They have two groups: - Group I at Gondwanaland: 0,1 OKA (born at Ostrava Zoo in 1983) and her two daughters KABALA (born at Leipzig in 2005) and TUNA (born at Leipzig in 2009) - Group II at the quarantine section: 1,0 JACK (born at Gettorf 2005), MONFIFA (born at Leipzig in 2006, daughter of RHABO and OKA) and their offspring from 2012 (1,0) and 2013 (0,0,1)

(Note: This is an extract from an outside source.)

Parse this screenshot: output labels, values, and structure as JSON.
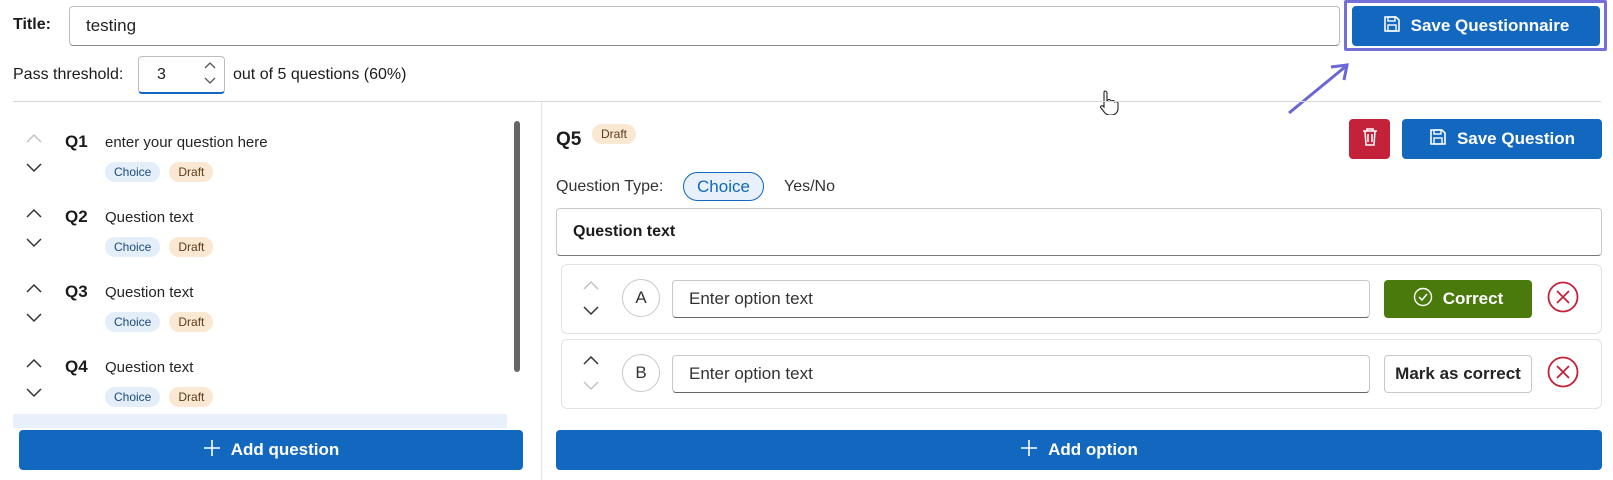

Four visits over the last few years and I still haven't seen the darn Baikal seal. Missed it again a few days ago. The Jackass penguins they keep there instead fail to excite me. I have finally reached the conclusion that the claim of Baikal seal at Leipzig must be a joke made up to annoy me Seriously though, I have heard of other visitors that have missed it too (also several that have seen it, of course). Sure I may have had bad luck, but it shows that this seal must be locked away for quite some days during the year. Does anyone know why? Not a particularly big pool, but it is a small seal and I find it hard to believe that the off-show facilities should be much bigger - in all probability they're quite a bit smaller. Done to reduce stress perhaps? More space for the Jackass penguins? Anyhow I've given up on the seal at Leipzig and come to the conclusion that a trip to Russia is my only chance of ever seeing this species
New species: - 2,2 Asian blue quails - 2,2 Sierra Leone green pigeons - Blue-crowned laughingthrushs The new bird breeding- and quarantine station with 30 aviaries was opened in July.
The first Pygmy slow loris at the zoo was born last weekend. Zoo Leipzig: Plumplori geboren - Nachwuchs von Mercedes & Benz heißt Smart
Western chimpanzee female PIA (born 1999 to ROBERT and FRAUKJE) was shipped to Twycross Zoo. Four females from AAP Stichting (DAZA, FREDERIKE, BRIGITTE, JEUDI) were successfully integrated to the smaller non breeding chimpanzee group at Pongoland. Seven Asian blue quails hatched, a Myanmar thamin and a Vietnamese small flying fox were born.
Twycross want another Chimpanzee? Is this perhaps because this is a Western Chimp and they want to concentrate on that sub-species in the future, as Edinburgh have done? I can't see any other reason?
that was my reaction too! I know they have started joining their chimps up into bigger groups now, but it still seems they can't keep the ones they already have properly let alone getting more in!
A scientist from the Max Planck Institution told me, PIA was shipped to Twycross, maybe he was wrong and she left to another zoo in Great Britain.
I knew I'd heard that name before! She went to DUBLIN in November 2012 (confirmed in Winter 2012 edition of there members magazine) Don't know where Twycross came from?? But mystery solved But here's the link to the article in question to prove it Zoo Matters Winter 2012
Gradually by natural attrition from the occassional death of the older ones, their chimp numbers are slowly reducing, but at the last count they still had something like 25, split into about 4 groupings now.